An Audit Scotland report, Review of orthopaedic services, says there is high demand for these services. Orthopaedic care is particularly important for older people, who have the highest rates of fractures and joint replacement.
Last year these services cost over £370 million. Over the past ten years, the level of funding increased by 68%, the number of orthopaedic consultants went up by about 50% and activity rose by 12%. As Scotland’s population ages, demand for services will keep rising. Reduced funding and shorter waiting times targets will add further pressure. In order to sustain the improvements made, the NHS has to become more efficient.

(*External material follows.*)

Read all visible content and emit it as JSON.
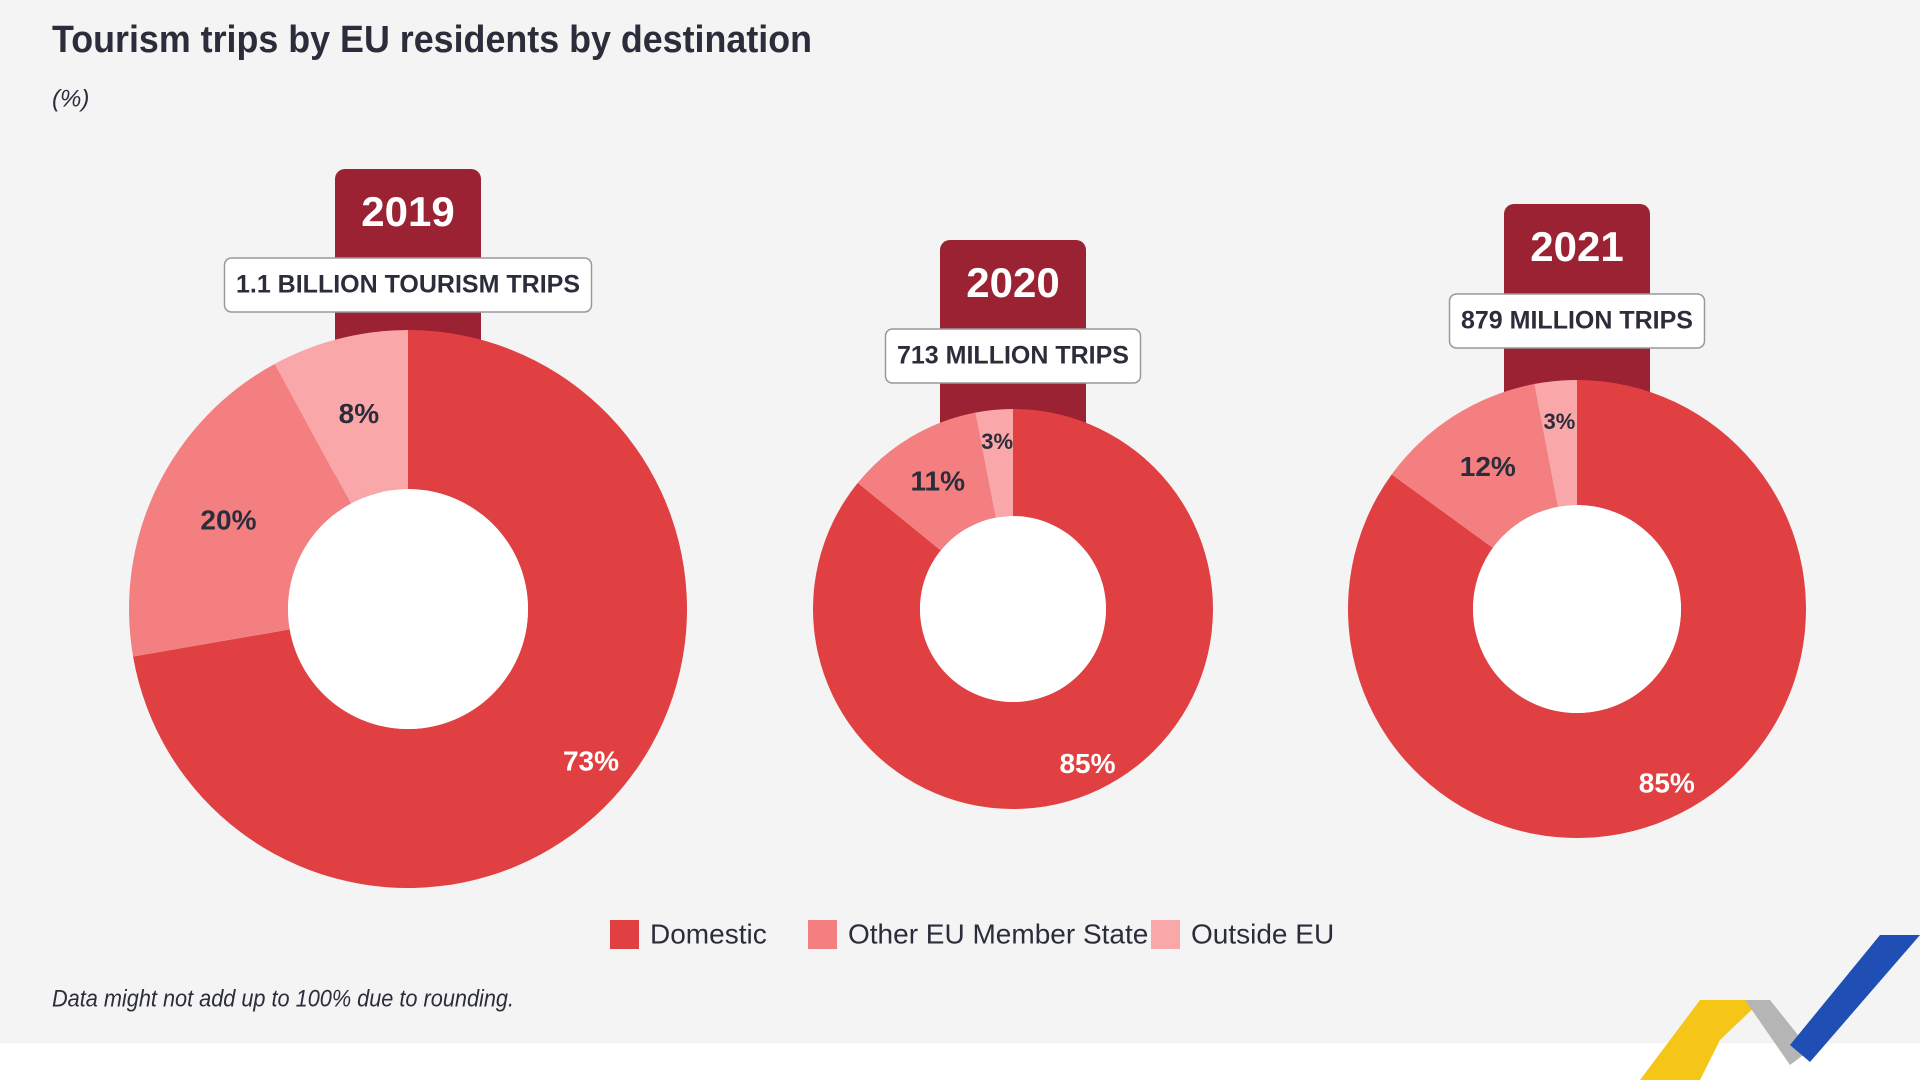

The report looks at areas worth exploring for potential efficiencies. It says moving more inpatient care to day surgery, reducing the length of time patients stay in hospital and making changes to how surgical implants are bought would all result in savings. Based on available information, it is not possible to draw clear conclusions about productivity, but the report suggests that if NHS boards with lower levels of activity were to reach the average, then an additional 3,700 procedures could be carried out each year.
Deputy Auditor General for Scotland, Caroline Gardner, said:
“Back pain, hip problems and other orthopaedic conditions can seriously affect people’s mobility and quality of life. Waiting times for hospital treatment have reduced considerably in recent years, and this is a very welcome achievement.”
“However there remains much that the Scottish Government and NHS boards can do to help improve the efficiency and effectiveness of orthopaedic services and money could be saved by better use of resources. But for this to happen, there needs to be much better information on activity, costs and what works best for patients.”